Jean Echenoz ne s'attarde pas trop sur la guerre, n'en fait pas 400 pages (le roman est court, seulement 124 pages) et c'est parfois ce que lui reprochent certains lecteurs. Moi non. Je lui sais gré de ne pas en rajouter : il sait en quelques lignes décrire la puanteur des tranchées, la peur des soldats, les obus qui tombent tranchant têtes et bras, sans pathos, sans hémoglobine. Il l'écrit lui-même d'ailleurs :

"Tout cela ayant déjà été décrit mille fois, peut-être n'est-il pas la peine de s'attarder encore sur cet opéra sordide et puant. Peut-être n'est-il d'ailleurs pas bien utile non plus, ni très pertinent, de comparer la guerre à un opéra, d'autant moins quand on n'aime pas tellement l'opéra, même si comme lui c'est grandiose, emphatique, excessif, plein de longueurs pénibles, comme lui cela fait beaucoup de bruit et souvent, à la longue, c'est assez ennuyeux." (p.79)

Effectivement quoi dire qui n'ait déjà été dit sur cette guerre ? Echenoz ne peut rien inventer, collant à la réalité. Alors, il le dit différemment, avec ses mots et ses si jolies phrases. "Comme tous les premiers  arrivés, ils ont eu droit à un uniforme à leur taille alors qu'en fin de matinée le retard de Charles, toujours hautain et détaché, lui a d'abord valu une tenue mal ajustée. Mais vu qu'il protestait avec dédain, faisant arrogamment toute une histoire en excipant de son état de sous-directeur d'usine, on a réquisitionné sur d'autres -Bossis en l'occurrence ainsi que Padioleau- une capote et un pantalon rouge qui ont paru convenir au notable malgré son expression d’écœurement distant." (p.16) Il use parfois d'un style léger pour raconter une mort, pour faire un inventaire de tous les animaux que l'on découvre mangeables alors qu'en temps de paix, il ne serait venu à l'esprit de personne de les avaler. Des paragraphes qui allègent le propos, lourd forcément mais jamais insupportable ni lourdingue.

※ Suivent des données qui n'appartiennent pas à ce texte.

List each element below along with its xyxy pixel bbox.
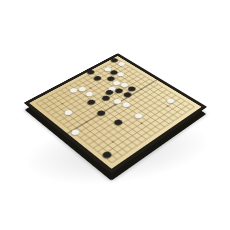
black-stone: ●: [95, 108, 109, 117]
black-stone: ●: [109, 68, 121, 75]
go-board: ●●●●●●●●●●●●●●●●●●●●●●●●●●●●●: [24, 53, 208, 173]
board-surface: ●●●●●●●●●●●●●●●●●●●●●●●●●●●●●: [24, 53, 208, 173]
white-stone: ●: [84, 90, 97, 98]
white-stone: ●: [116, 60, 128, 67]
white-stone: ●: [111, 79, 124, 87]
white-stone: ●: [68, 86, 81, 94]
black-stone: ●: [112, 117, 126, 126]
black-stone: ●: [109, 56, 121, 63]
product-photo: ●●●●●●●●●●●●●●●●●●●●●●●●●●●●●: [0, 0, 230, 230]
black-stone: ●: [113, 86, 126, 94]
black-stone: ●: [100, 149, 115, 160]
black-stone: ●: [86, 68, 98, 75]
white-stone: ●: [69, 127, 83, 137]
black-stone: ●: [85, 98, 98, 106]
white-stone: ●: [107, 84, 120, 92]
black-stone: ●: [105, 75, 117, 82]
white-stone: ●: [62, 108, 76, 117]
black-stone: ●: [104, 88, 117, 96]
white-stone: ●: [102, 66, 114, 73]
photo-scene: ●●●●●●●●●●●●●●●●●●●●●●●●●●●●●: [0, 0, 230, 230]
white-stone: ●: [119, 81, 132, 89]
white-stone: ●: [120, 100, 133, 108]
white-stone: ●: [77, 85, 90, 93]
black-stone: ●: [126, 84, 139, 92]
white-stone: ●: [133, 111, 147, 120]
stones-layer: ●●●●●●●●●●●●●●●●●●●●●●●●●●●●●: [24, 53, 208, 173]
white-stone: ●: [111, 97, 124, 105]
white-stone: ●: [115, 70, 127, 77]
black-stone: ●: [92, 74, 104, 81]
black-stone: ●: [100, 94, 113, 102]
black-stone: ●: [122, 90, 135, 98]
white-stone: ●: [165, 96, 178, 104]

Un dernier extrait pour finir qui dit simplement ce qu'a été ce début de guerre que tout le monde croyait facile et gagnée en quinze jours. Comment des jeunes hommes, ruraux pour la plupart, avec peu d'instruction, ont pu à un moment se faire violence pour aller au combat et tuer un ennemi guère plus enclin à tuer que lui ni plus guilleret au moment d'attaquer : "Dès lors il a bien fallu y aller : c'est là qu'on a vraiment compris qu'on devait se battre, monter en opération pour la première fois mais, jusqu'au premier impact de projectile près de lui, Anthime n'y a pas réellement cru. Quand il a été bien obligé d'y croire, tout ce qu'il portait sur lui est devenu très lourd : le sac, les armes, et même sa chevalière sur son auriculaire, pesant une tonne et n'empêchant nullement que s'éveillât encore, et plus vive que jamais, sa douleur au poignet." (p.59)

 

challenge 1% Coup de coeur pour moi de cette rentrée littéraire.